SECTION 2.5 Summary
- A two-way table of counts organizes counts of data classified by two categorical variables. Values of the row variable label the rows that run across the table, and values of the column variable label the columns that run down the table. Two-way tables are often used to summarize large amounts of information by grouping outcomes into categories.
- The row totals and column totals in a two-way table give the marginal distributions of the two individual variables. It is clearer to present these distributions as percents of the table total. Marginal distributions tell us nothing about the relationship between the variables.
- To find the conditional distribution of the row variable for one specific value of the column variable, look only at that one column in the table. Divide each entry in the column by the column total.

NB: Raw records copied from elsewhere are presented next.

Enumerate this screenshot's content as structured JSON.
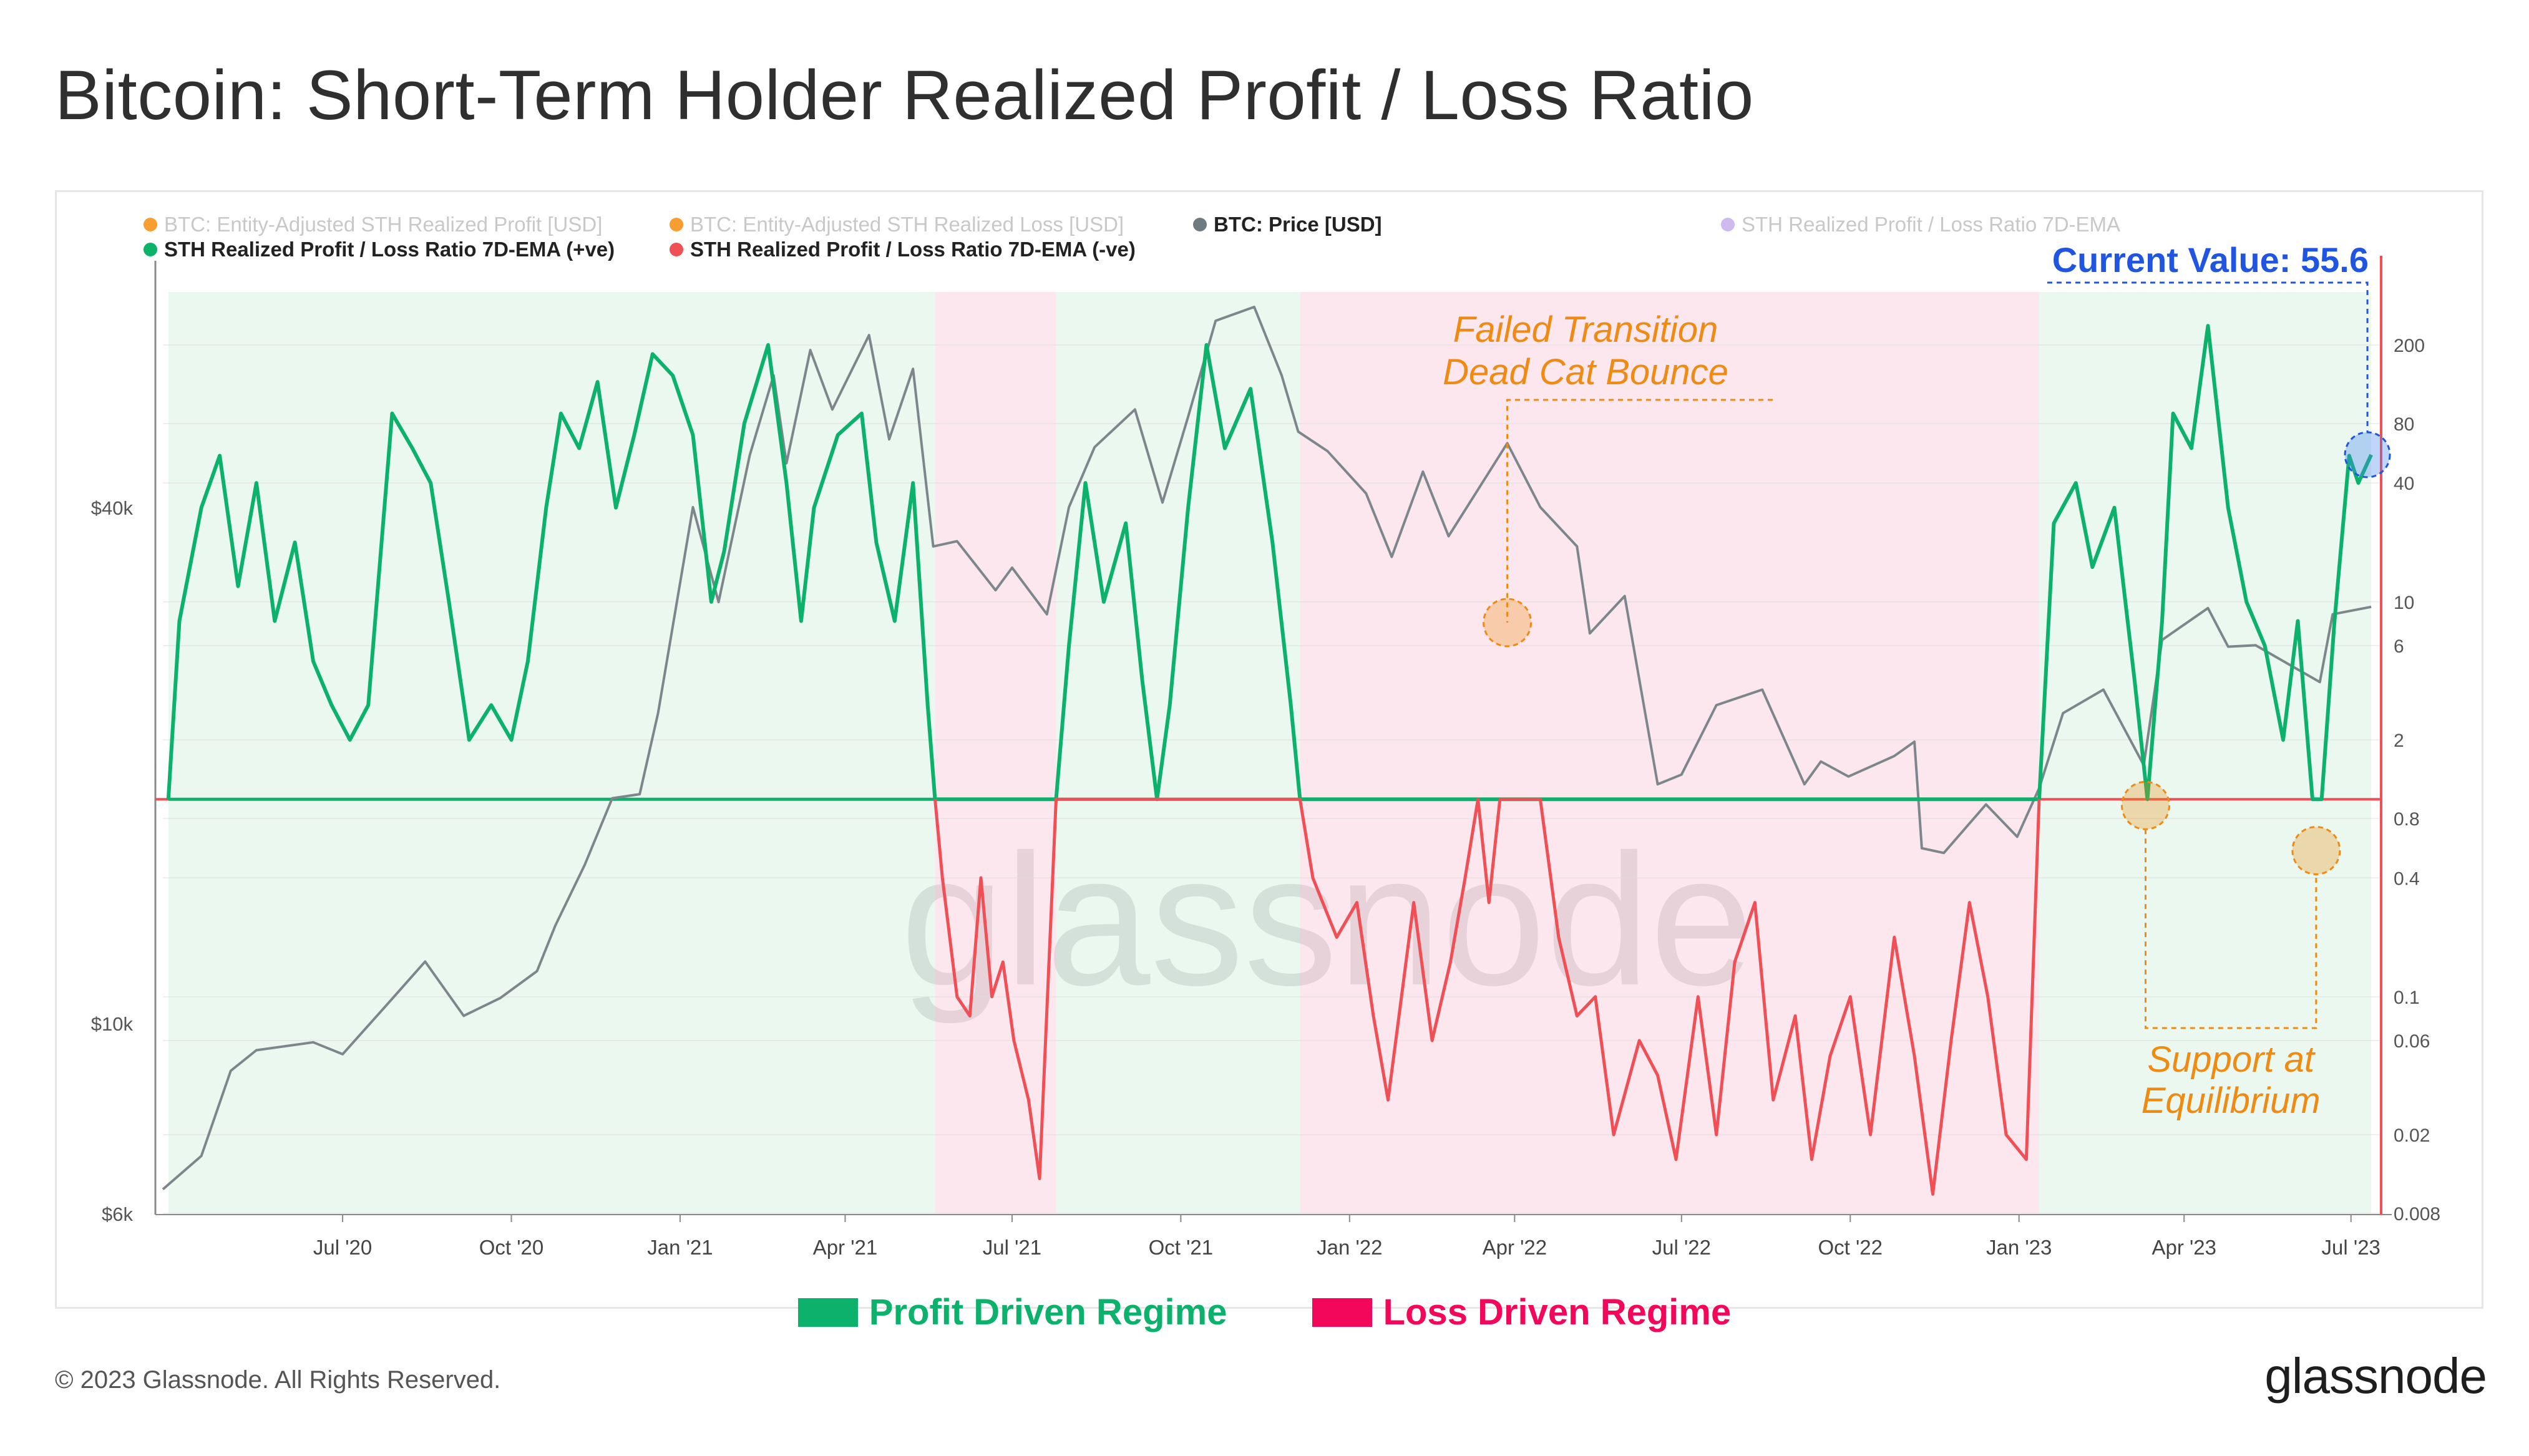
{
  "title": "Bitcoin: Short-Term Holder Realized Profit / Loss Ratio",
  "legend": [
    {
      "label": "BTC: Entity-Adjusted STH Realized Profit [USD]",
      "color": "#f7931a",
      "active": false
    },
    {
      "label": "BTC: Entity-Adjusted STH Realized Loss [USD]",
      "color": "#f7931a",
      "active": false
    },
    {
      "label": "BTC: Price [USD]",
      "color": "#6f7b80",
      "active": true
    },
    {
      "label": "STH Realized Profit / Loss Ratio 7D-EMA",
      "color": "#c9b3f0",
      "active": false
    },
    {
      "label": "STH Realized Profit / Loss Ratio 7D-EMA (+ve)",
      "color": "#0cb26b",
      "active": true
    },
    {
      "label": "STH Realized Profit / Loss Ratio 7D-EMA (-ve)",
      "color": "#ef4f55",
      "active": true
    }
  ],
  "annotations": {
    "current_value": "Current Value: 55.6",
    "failed_transition": [
      "Failed Transition",
      "Dead Cat Bounce"
    ],
    "support": [
      "Support at",
      "Equilibrium"
    ],
    "watermark": "glassnode"
  },
  "bottom_legend": [
    {
      "label": "Profit Driven Regime",
      "color": "#0cb26b"
    },
    {
      "label": "Loss Driven Regime",
      "color": "#f2075a"
    }
  ],
  "footer": {
    "copyright": "© 2023 Glassnode. All Rights Reserved.",
    "brand": "glassnode"
  },
  "colors": {
    "profit_bg": "#eaf8f0",
    "loss_bg": "#fde7ee",
    "green": "#0cb26b",
    "red": "#ef4f55",
    "price": "#7d878b",
    "annotation": "#ef8a12",
    "current": "#1f55e0"
  },
  "chart_data": {
    "type": "line",
    "x_ticks": [
      "Jul '20",
      "Oct '20",
      "Jan '21",
      "Apr '21",
      "Jul '21",
      "Oct '21",
      "Jan '22",
      "Apr '22",
      "Jul '22",
      "Oct '22",
      "Jan '23",
      "Apr '23",
      "Jul '23"
    ],
    "y_left": {
      "ticks": [
        "$6k",
        "$10k",
        "$40k"
      ],
      "scale": "log"
    },
    "y_right": {
      "ticks": [
        "0.008",
        "0.02",
        "0.06",
        "0.1",
        "0.4",
        "0.8",
        "2",
        "6",
        "10",
        "40",
        "80",
        "200"
      ],
      "scale": "log",
      "equilibrium": 1
    },
    "regimes": [
      {
        "type": "profit",
        "start": "2020-03-28",
        "end": "2021-05-20"
      },
      {
        "type": "loss",
        "start": "2021-05-20",
        "end": "2021-07-25"
      },
      {
        "type": "profit",
        "start": "2021-07-25",
        "end": "2021-12-05"
      },
      {
        "type": "loss",
        "start": "2021-12-05",
        "end": "2023-01-12"
      },
      {
        "type": "profit",
        "start": "2023-01-12",
        "end": "2023-07-12"
      }
    ],
    "series": [
      {
        "name": "BTC: Price [USD]",
        "axis": "left",
        "points": [
          [
            "2020-03-25",
            6400
          ],
          [
            "2020-04-15",
            7000
          ],
          [
            "2020-05-01",
            8800
          ],
          [
            "2020-05-15",
            9300
          ],
          [
            "2020-06-15",
            9500
          ],
          [
            "2020-07-01",
            9200
          ],
          [
            "2020-07-25",
            10500
          ],
          [
            "2020-08-15",
            11800
          ],
          [
            "2020-09-05",
            10200
          ],
          [
            "2020-09-25",
            10700
          ],
          [
            "2020-10-15",
            11500
          ],
          [
            "2020-10-25",
            13000
          ],
          [
            "2020-11-10",
            15300
          ],
          [
            "2020-11-25",
            18300
          ],
          [
            "2020-12-10",
            18500
          ],
          [
            "2020-12-20",
            23000
          ],
          [
            "2021-01-08",
            40000
          ],
          [
            "2021-01-22",
            31000
          ],
          [
            "2021-02-08",
            46000
          ],
          [
            "2021-02-21",
            57000
          ],
          [
            "2021-02-28",
            45000
          ],
          [
            "2021-03-13",
            61000
          ],
          [
            "2021-03-25",
            52000
          ],
          [
            "2021-04-14",
            63500
          ],
          [
            "2021-04-25",
            48000
          ],
          [
            "2021-05-08",
            58000
          ],
          [
            "2021-05-19",
            36000
          ],
          [
            "2021-06-01",
            36500
          ],
          [
            "2021-06-22",
            32000
          ],
          [
            "2021-07-01",
            34000
          ],
          [
            "2021-07-20",
            30000
          ],
          [
            "2021-08-01",
            40000
          ],
          [
            "2021-08-15",
            47000
          ],
          [
            "2021-09-06",
            52000
          ],
          [
            "2021-09-21",
            40500
          ],
          [
            "2021-10-05",
            51000
          ],
          [
            "2021-10-20",
            66000
          ],
          [
            "2021-11-10",
            68500
          ],
          [
            "2021-11-25",
            57000
          ],
          [
            "2021-12-04",
            49000
          ],
          [
            "2021-12-20",
            46500
          ],
          [
            "2022-01-10",
            41500
          ],
          [
            "2022-01-24",
            35000
          ],
          [
            "2022-02-10",
            44000
          ],
          [
            "2022-02-24",
            37000
          ],
          [
            "2022-03-28",
            47500
          ],
          [
            "2022-04-15",
            40000
          ],
          [
            "2022-05-05",
            36000
          ],
          [
            "2022-05-12",
            28500
          ],
          [
            "2022-05-31",
            31500
          ],
          [
            "2022-06-18",
            19000
          ],
          [
            "2022-07-01",
            19500
          ],
          [
            "2022-07-20",
            23500
          ],
          [
            "2022-08-14",
            24500
          ],
          [
            "2022-09-06",
            19000
          ],
          [
            "2022-09-15",
            20200
          ],
          [
            "2022-09-30",
            19400
          ],
          [
            "2022-10-25",
            20500
          ],
          [
            "2022-11-05",
            21300
          ],
          [
            "2022-11-09",
            16000
          ],
          [
            "2022-11-21",
            15800
          ],
          [
            "2022-12-14",
            18000
          ],
          [
            "2022-12-31",
            16500
          ],
          [
            "2023-01-12",
            18800
          ],
          [
            "2023-01-25",
            23000
          ],
          [
            "2023-02-16",
            24500
          ],
          [
            "2023-03-10",
            20000
          ],
          [
            "2023-03-20",
            28000
          ],
          [
            "2023-04-14",
            30500
          ],
          [
            "2023-04-25",
            27500
          ],
          [
            "2023-05-10",
            27600
          ],
          [
            "2023-06-14",
            25000
          ],
          [
            "2023-06-21",
            30000
          ],
          [
            "2023-07-12",
            30600
          ]
        ]
      },
      {
        "name": "STH Realized Profit / Loss Ratio 7D-EMA (+ve)",
        "axis": "right",
        "points": [
          [
            "2020-03-28",
            1
          ],
          [
            "2020-04-03",
            8
          ],
          [
            "2020-04-15",
            30
          ],
          [
            "2020-04-25",
            55
          ],
          [
            "2020-05-05",
            12
          ],
          [
            "2020-05-15",
            40
          ],
          [
            "2020-05-25",
            8
          ],
          [
            "2020-06-05",
            20
          ],
          [
            "2020-06-15",
            5
          ],
          [
            "2020-06-25",
            3
          ],
          [
            "2020-07-05",
            2
          ],
          [
            "2020-07-15",
            3
          ],
          [
            "2020-07-28",
            90
          ],
          [
            "2020-08-08",
            60
          ],
          [
            "2020-08-18",
            40
          ],
          [
            "2020-08-28",
            10
          ],
          [
            "2020-09-08",
            2
          ],
          [
            "2020-09-20",
            3
          ],
          [
            "2020-10-01",
            2
          ],
          [
            "2020-10-10",
            5
          ],
          [
            "2020-10-20",
            30
          ],
          [
            "2020-10-28",
            90
          ],
          [
            "2020-11-07",
            60
          ],
          [
            "2020-11-17",
            130
          ],
          [
            "2020-11-27",
            30
          ],
          [
            "2020-12-07",
            70
          ],
          [
            "2020-12-17",
            180
          ],
          [
            "2020-12-28",
            140
          ],
          [
            "2021-01-08",
            70
          ],
          [
            "2021-01-18",
            10
          ],
          [
            "2021-01-25",
            18
          ],
          [
            "2021-02-05",
            80
          ],
          [
            "2021-02-18",
            200
          ],
          [
            "2021-02-28",
            40
          ],
          [
            "2021-03-08",
            8
          ],
          [
            "2021-03-15",
            30
          ],
          [
            "2021-03-28",
            70
          ],
          [
            "2021-04-10",
            90
          ],
          [
            "2021-04-18",
            20
          ],
          [
            "2021-04-28",
            8
          ],
          [
            "2021-05-08",
            40
          ],
          [
            "2021-05-16",
            3
          ],
          [
            "2021-05-20",
            1
          ],
          [
            "2021-07-25",
            1
          ],
          [
            "2021-08-01",
            6
          ],
          [
            "2021-08-10",
            40
          ],
          [
            "2021-08-20",
            10
          ],
          [
            "2021-09-01",
            25
          ],
          [
            "2021-09-10",
            4
          ],
          [
            "2021-09-18",
            1
          ],
          [
            "2021-09-25",
            3
          ],
          [
            "2021-10-05",
            30
          ],
          [
            "2021-10-15",
            200
          ],
          [
            "2021-10-25",
            60
          ],
          [
            "2021-11-08",
            120
          ],
          [
            "2021-11-20",
            20
          ],
          [
            "2021-11-30",
            3
          ],
          [
            "2021-12-05",
            1
          ],
          [
            "2023-01-12",
            1
          ],
          [
            "2023-01-20",
            25
          ],
          [
            "2023-02-01",
            40
          ],
          [
            "2023-02-10",
            15
          ],
          [
            "2023-02-22",
            30
          ],
          [
            "2023-03-05",
            4
          ],
          [
            "2023-03-12",
            1
          ],
          [
            "2023-03-20",
            8
          ],
          [
            "2023-03-26",
            90
          ],
          [
            "2023-04-05",
            60
          ],
          [
            "2023-04-14",
            250
          ],
          [
            "2023-04-25",
            30
          ],
          [
            "2023-05-05",
            10
          ],
          [
            "2023-05-15",
            6
          ],
          [
            "2023-05-25",
            2
          ],
          [
            "2023-06-02",
            8
          ],
          [
            "2023-06-10",
            1
          ],
          [
            "2023-06-15",
            1
          ],
          [
            "2023-06-22",
            8
          ],
          [
            "2023-06-30",
            55
          ],
          [
            "2023-07-05",
            40
          ],
          [
            "2023-07-12",
            55.6
          ]
        ]
      },
      {
        "name": "STH Realized Profit / Loss Ratio 7D-EMA (-ve)",
        "axis": "right",
        "points": [
          [
            "2021-05-20",
            1
          ],
          [
            "2021-05-24",
            0.4
          ],
          [
            "2021-06-01",
            0.1
          ],
          [
            "2021-06-08",
            0.08
          ],
          [
            "2021-06-14",
            0.4
          ],
          [
            "2021-06-20",
            0.1
          ],
          [
            "2021-06-26",
            0.15
          ],
          [
            "2021-07-02",
            0.06
          ],
          [
            "2021-07-10",
            0.03
          ],
          [
            "2021-07-16",
            0.012
          ],
          [
            "2021-07-25",
            1
          ],
          [
            "2021-12-05",
            1
          ],
          [
            "2021-12-12",
            0.4
          ],
          [
            "2021-12-25",
            0.2
          ],
          [
            "2022-01-05",
            0.3
          ],
          [
            "2022-01-14",
            0.08
          ],
          [
            "2022-01-22",
            0.03
          ],
          [
            "2022-02-05",
            0.3
          ],
          [
            "2022-02-15",
            0.06
          ],
          [
            "2022-02-25",
            0.15
          ],
          [
            "2022-03-05",
            0.4
          ],
          [
            "2022-03-12",
            1
          ],
          [
            "2022-03-18",
            0.3
          ],
          [
            "2022-03-24",
            1
          ],
          [
            "2022-04-03",
            1
          ],
          [
            "2022-04-15",
            1
          ],
          [
            "2022-04-25",
            0.2
          ],
          [
            "2022-05-05",
            0.08
          ],
          [
            "2022-05-15",
            0.1
          ],
          [
            "2022-05-25",
            0.02
          ],
          [
            "2022-06-08",
            0.06
          ],
          [
            "2022-06-18",
            0.04
          ],
          [
            "2022-06-28",
            0.015
          ],
          [
            "2022-07-10",
            0.1
          ],
          [
            "2022-07-20",
            0.02
          ],
          [
            "2022-07-30",
            0.15
          ],
          [
            "2022-08-10",
            0.3
          ],
          [
            "2022-08-20",
            0.03
          ],
          [
            "2022-09-01",
            0.08
          ],
          [
            "2022-09-10",
            0.015
          ],
          [
            "2022-09-20",
            0.05
          ],
          [
            "2022-10-01",
            0.1
          ],
          [
            "2022-10-12",
            0.02
          ],
          [
            "2022-10-25",
            0.2
          ],
          [
            "2022-11-05",
            0.05
          ],
          [
            "2022-11-15",
            0.01
          ],
          [
            "2022-11-25",
            0.06
          ],
          [
            "2022-12-05",
            0.3
          ],
          [
            "2022-12-15",
            0.1
          ],
          [
            "2022-12-25",
            0.02
          ],
          [
            "2023-01-05",
            0.015
          ],
          [
            "2023-01-12",
            1
          ]
        ]
      }
    ]
  }
}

- There is a conditional distribution of the row variable for each column in the table. Comparing these conditional distributions is one way to describe the association between the row and the column variables. It is particularly useful when the column variable is the explanatory variable.
- Bar graphs are a flexible means of presenting categorical data. There is no single best way to describe an association between two categorical variables.
- Mosaic plots are effective graphical displays for two-way tables, particularly when the column variable is an explanatory variable.
- A comparison between two variables that holds for each individual value of a third variable can be changed or even reversed when the data for all values of the third variable are combined. This is Simpson’s paradox. Simpson’s paradox is an example of the effect of lurking variables on an observed association.